Scenario 1: Let people know how smart devices work

For this scenario, holograms can be used to visualize the invisible relationships between smart home devices. It can be a powerful educational application because the Hololens headset is very good at showing something otherwise unseen, such as pipes behind walls.
When the user starts the application, it shows the location of smart hubs, such as Amazon Echo or Google Home, and they can select one of the devices using gaze and air-tap gestures. This application also teaches users about basic troubleshooting processes. The most common problem with smart devices is “connection lost”. Holograms can be used to visualize where the lost connection occurred and show users the steps they have to take to fix it.

Scenario 1: Scenario 2: Whack-A-Mole + Smart bulbs

The purpose of this scenario is provide an entertaining experience by playing an augmented reality game which is connected to smart bulbs. It also aims to provide a message about energy saving. The reason I choose ‘Whack-A-Mole’ is to adapt a media convention that encourages people to naturally engage in the AR experience it provides. When a participant plays the game, a mole that moves up and down in the hole in front of their eyes appears, and the participant knows how to engage in the game without any explanation. The game begins with the mole appearing under the lit light, and the participant catches the mole with gaze and air-tap. If the participant catches the mole, the light goes out and they win the game.
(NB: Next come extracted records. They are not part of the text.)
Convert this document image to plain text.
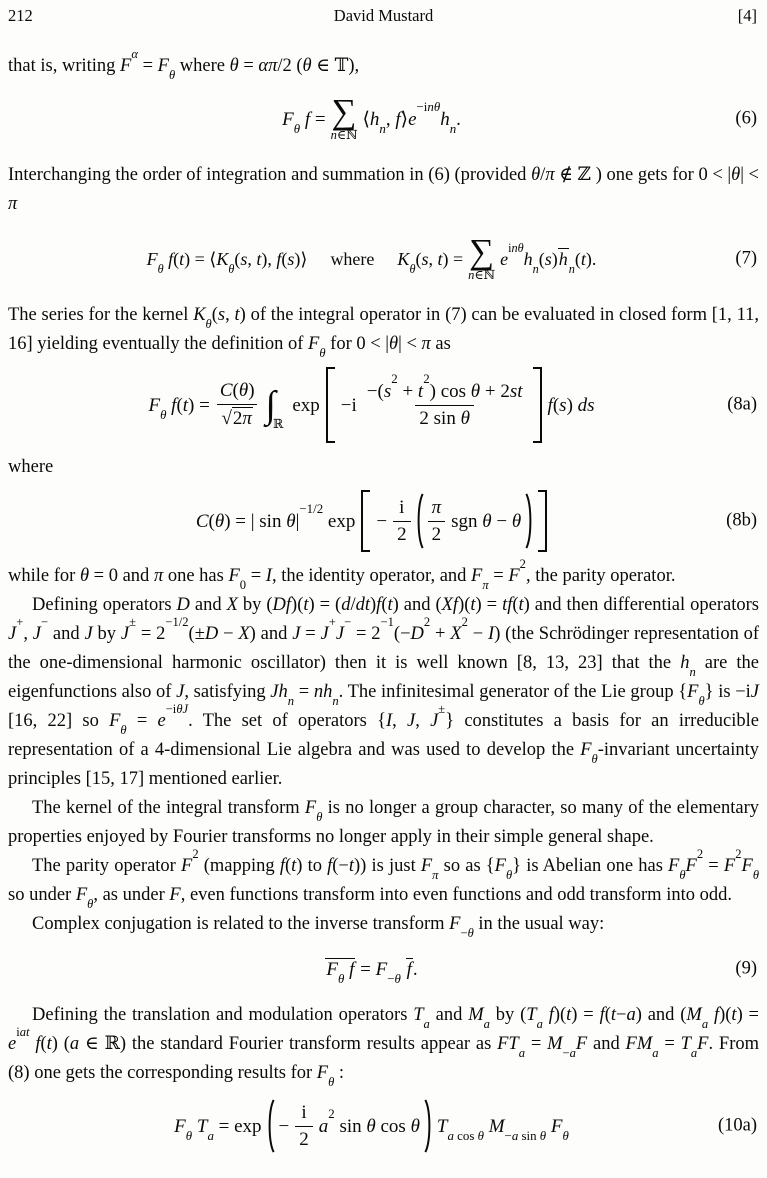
212	David Mustard	[4]

that is, writing $F^\alpha = F_\theta$ where θ = απ/2 (θ ∈ 𝕋),

$F_\theta$ f = ∑
n∈ℕ
$⟨h_n$, $f⟩e^{-in\theta}h_n$.	(6)

Interchanging the order of integration and summation in (6) (provided θ/π ∉ ℤ ) one gets for 0 < |θ| < π

$F_\theta$ $f(t) = ⟨K_\theta(s$, t), f(s)⟩ where $K_\theta(s$, t) = ∑
n∈ℕ
$e^{in\theta}h_n(s)h_n(t)$.	(7)

The series for the kernel $K_\theta(s$, t) of the integral operator in (7) can be evaluated in closed form [1, 11, 16] yielding eventually the definition of $F_\theta$ for 0 < |θ| < π as

$F_\theta$ $f(t) = \frac{C(\theta)}{√2\pi}$ ∫
ℝ
$\exp -i \frac{-(s^2 + t^2) \cos \theta + 2st}{\text{2 sin θ}} f(s)$ ds	(8a)

where

C(θ) = | $\sin \theta|^{-1/2}$ $\exp - \frac{i}{2} \frac{\pi}{2}$ sgn θ − θ	(8b)

while for θ = 0 and π one has $F_0 = I$, the identity operator, and $F_\pi = F^2$, the parity operator.

Defining operators D and X by (Df)(t) = (d/dt)f(t) and (Xf)(t) = tf(t) and then differential operators J+, J− and J by $J^\pm = 2^{-1/2}(\pm D - X)$ and $J = J^+J^- = 2^{-1}(-D^2 + X^2 - I)$ (the Schrödinger representation of the one-dimensional harmonic oscillator) then it is well known [8, 13, 23] that the $h_n$ are the eigenfunctions also of J, satisfying $Jh_n = nh_n$. The infinitesimal generator of the Lie group $\{F_\theta\}$ is −iJ [16, 22] so $F_\theta = e^{-i\theta J}$. The set of operators {I, J, J±} constitutes a basis for an irreducible representation of a 4-dimensional Lie algebra and was used to develop the $F_\theta$-invariant uncertainty principles [15, 17] mentioned earlier.

The kernel of the integral transform $F_\theta$ is no longer a group character, so many of the elementary properties enjoyed by Fourier transforms no longer apply in their simple general shape.

The parity operator $F^2$ (mapping f(t) to f(−t)) is just $F_\pi$ so as $\{F_\theta\}$ is Abelian one has $F_\theta F^2 = F^2F_\theta$ so under $F_\theta$, as under F, even functions transform into even functions and odd transform into odd.

Complex conjugation is related to the inverse transform $F_{-\theta}$ in the usual way:

$F_\theta$ $f = F_{-\theta}$ f.	(9)

Defining the translation and modulation operators $T_a$ and $M_a$ by ($T_a$ f)(t) = f(t−a) and ($M_a$ $f)(t) = e^{iat}$ f(t) (a ∈ ℝ) the standard Fourier transform results appear as $FT_a = M_{-a}F$ and $FM_a = T_aF$. From (8) one gets the corresponding results for $F_\theta$ :

$F_\theta$ $T_a = \exp - \frac{i}{2} a^2$ sin θ cos θ $T_{a cos \theta}$ $M_{-a sin \theta}$ $F_\theta$	(10a)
Microsoft Hololens’s spectator view

I used Microsoft hololens’s spectator view to capture this gaming project demo video. In the past, video could only be shot from a first person perspective, but it has now become possible to take videos from the view of a third party observer through the recently released spectator view technique.

Demo at TechSAge State of Science Conference Open House Reception

As a student project, this prototype was demonstrated at TechSAge State of Science Conference, which held March 27th, 2017 at Georgia Tech.